De todas as coisas que me doem na vida, uma das que mais me transtornam é esse ímã que eu tenho pra atrair as pessoas, pra deixá-las confortáveis comigo pra despejar todos os seus lamentos, frustrações, angústias, problemas... desde criança, eu juro, todo mundo ao meu redor sempre arranjou uma maneira de me fazer responsável pelas suas soluções/alívios; seja pra decidir a melhor brincadeira em grupo na rua, seja pra fazer os trabalhos escolares ou (o mais corriqueiro deles) aconselhar suas relações amorosas.

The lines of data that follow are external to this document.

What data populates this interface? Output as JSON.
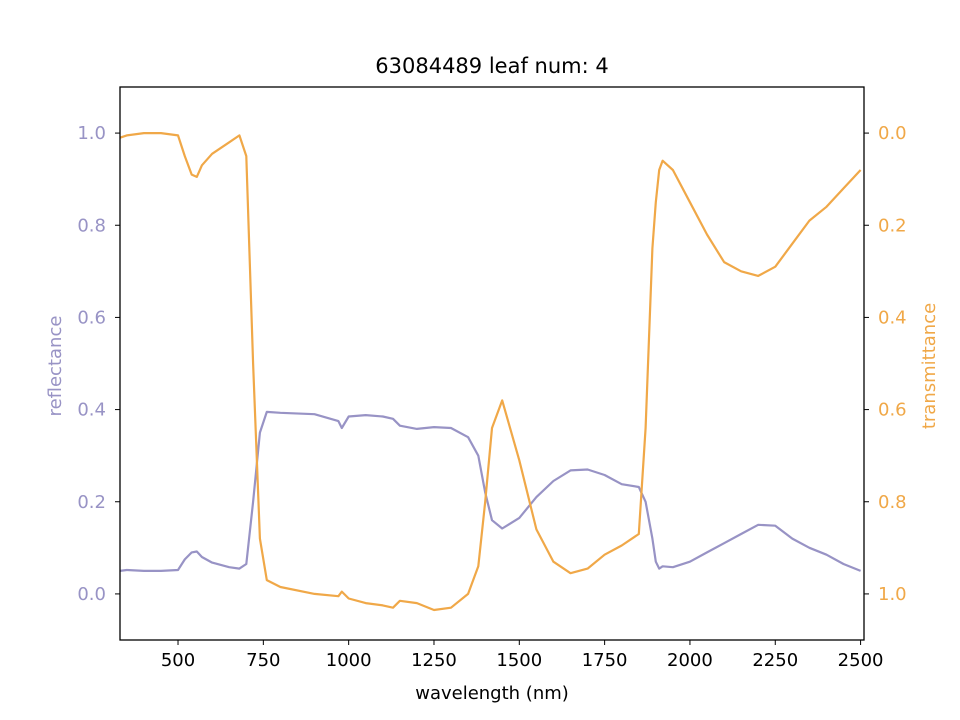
{
  "chart_data": {
    "type": "line",
    "title": "63084489 leaf num: 4",
    "xlabel": "wavelength (nm)",
    "ylabel_left": "reflectance",
    "ylabel_right": "transmittance",
    "xlim": [
      330,
      2510
    ],
    "ylim_left": [
      -0.1,
      1.1
    ],
    "ylim_right": [
      1.1,
      -0.1
    ],
    "x_ticks": [
      500,
      750,
      1000,
      1250,
      1500,
      1750,
      2000,
      2250,
      2500
    ],
    "x_tick_labels": [
      "500",
      "750",
      "1000",
      "1250",
      "1500",
      "1750",
      "2000",
      "2250",
      "2500"
    ],
    "y_left_ticks": [
      0.0,
      0.2,
      0.4,
      0.6,
      0.8,
      1.0
    ],
    "y_left_tick_labels": [
      "0.0",
      "0.2",
      "0.4",
      "0.6",
      "0.8",
      "1.0"
    ],
    "y_right_ticks": [
      0.0,
      0.2,
      0.4,
      0.6,
      0.8,
      1.0
    ],
    "y_right_tick_labels": [
      "0.0",
      "0.2",
      "0.4",
      "0.6",
      "0.8",
      "1.0"
    ],
    "grid": false,
    "legend": "none",
    "colors": {
      "reflectance": "#9893c5",
      "transmittance": "#f0a848"
    },
    "series": [
      {
        "axis": "left",
        "x": [
          330,
          350,
          400,
          450,
          500,
          520,
          540,
          555,
          570,
          600,
          650,
          680,
          700,
          720,
          740,
          760,
          800,
          900,
          970,
          980,
          1000,
          1050,
          1100,
          1130,
          1150,
          1200,
          1250,
          1300,
          1350,
          1380,
          1400,
          1420,
          1450,
          1500,
          1550,
          1600,
          1650,
          1700,
          1750,
          1800,
          1850,
          1870,
          1890,
          1900,
          1910,
          1920,
          1950,
          2000,
          2050,
          2100,
          2150,
          2200,
          2250,
          2300,
          2350,
          2400,
          2450,
          2500
        ],
        "y": [
          0.05,
          0.052,
          0.05,
          0.05,
          0.052,
          0.075,
          0.09,
          0.092,
          0.08,
          0.068,
          0.058,
          0.055,
          0.065,
          0.2,
          0.35,
          0.395,
          0.393,
          0.39,
          0.375,
          0.36,
          0.385,
          0.388,
          0.385,
          0.38,
          0.365,
          0.358,
          0.362,
          0.36,
          0.34,
          0.3,
          0.22,
          0.16,
          0.142,
          0.165,
          0.21,
          0.245,
          0.268,
          0.27,
          0.258,
          0.238,
          0.232,
          0.2,
          0.12,
          0.07,
          0.055,
          0.06,
          0.058,
          0.07,
          0.09,
          0.11,
          0.13,
          0.15,
          0.148,
          0.12,
          0.1,
          0.085,
          0.065,
          0.05
        ]
      },
      {
        "axis": "right",
        "x": [
          330,
          350,
          400,
          450,
          500,
          520,
          540,
          555,
          570,
          600,
          650,
          680,
          700,
          720,
          740,
          760,
          800,
          900,
          970,
          980,
          1000,
          1050,
          1100,
          1130,
          1150,
          1200,
          1250,
          1300,
          1350,
          1380,
          1400,
          1420,
          1450,
          1500,
          1550,
          1600,
          1650,
          1700,
          1750,
          1800,
          1850,
          1870,
          1890,
          1900,
          1910,
          1920,
          1950,
          2000,
          2050,
          2100,
          2150,
          2200,
          2250,
          2300,
          2350,
          2400,
          2450,
          2500
        ],
        "y": [
          0.01,
          0.005,
          0.0,
          0.0,
          0.005,
          0.05,
          0.09,
          0.095,
          0.07,
          0.045,
          0.02,
          0.005,
          0.05,
          0.5,
          0.88,
          0.97,
          0.985,
          1.0,
          1.005,
          0.995,
          1.01,
          1.02,
          1.025,
          1.03,
          1.015,
          1.02,
          1.035,
          1.03,
          1.0,
          0.94,
          0.8,
          0.64,
          0.58,
          0.71,
          0.86,
          0.93,
          0.955,
          0.945,
          0.915,
          0.895,
          0.87,
          0.64,
          0.25,
          0.15,
          0.08,
          0.06,
          0.08,
          0.15,
          0.22,
          0.28,
          0.3,
          0.31,
          0.29,
          0.24,
          0.19,
          0.16,
          0.12,
          0.08
        ]
      }
    ]
  }
}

Cada vez que eu me percebi com dificuldade de encarar o mundo, cada vez que algo me doía, se eu procurasse alguém pra conversar/desabafar, os problemas delas sempre se faziam mais importantes e as conversas tinham que ser sobre a dor delas, não as minhas. Eu aprendi cedo que o ego do ser humano é maior do que qualquer amor que ele possa sentir.

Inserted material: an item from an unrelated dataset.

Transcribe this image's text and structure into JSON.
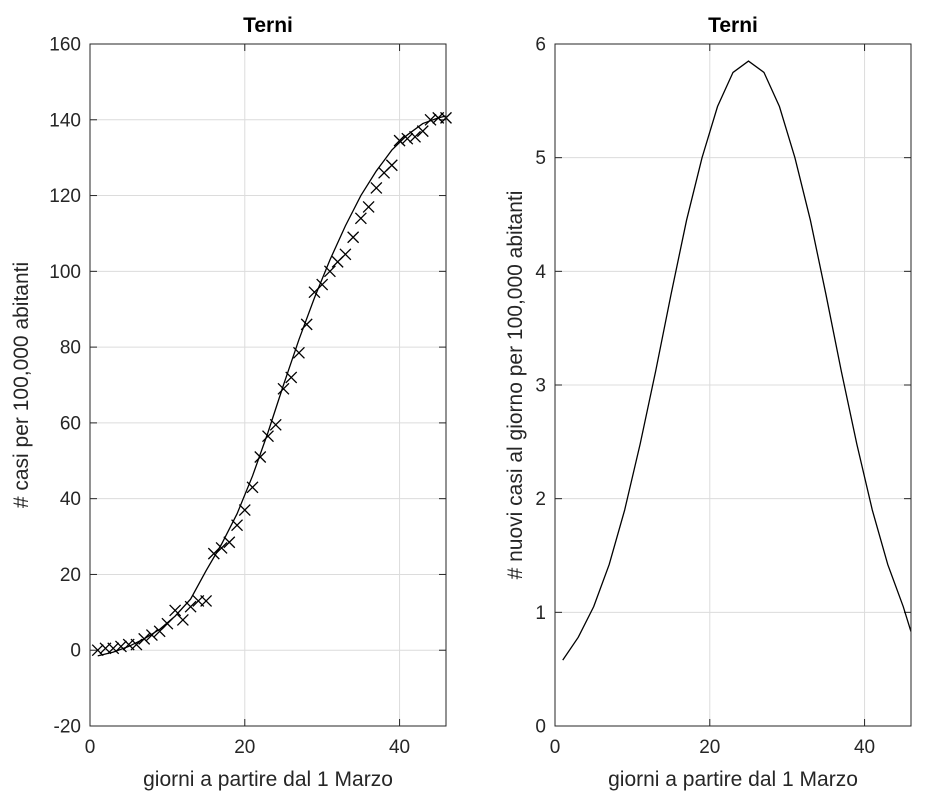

Junto a esse aprendizado precoce, vieram as descobertas do amor e seus tipos de relacionamento. Uma das coisas mais marcantes pra mim foi, por volta dos 13 ou 14 anos, quando eu sofria pelo meu primeiro grande amor, passei dias chorando no quarto ouvindo discos do The Smiths, e meu pai resolveu conversar comigo sobre isso pela primeira vez. Ele sentou do meu lado na cama e disse "Eles sempre vão te fazer chorar, filha. Nenhum deles vale a pena". E aquilo mudou minha vida pra sempre.
As palavras do meu pai se fundiram às do Morrissey e eu passei todos os dias restantes da minha vida vivendo esse personagem que me tornei.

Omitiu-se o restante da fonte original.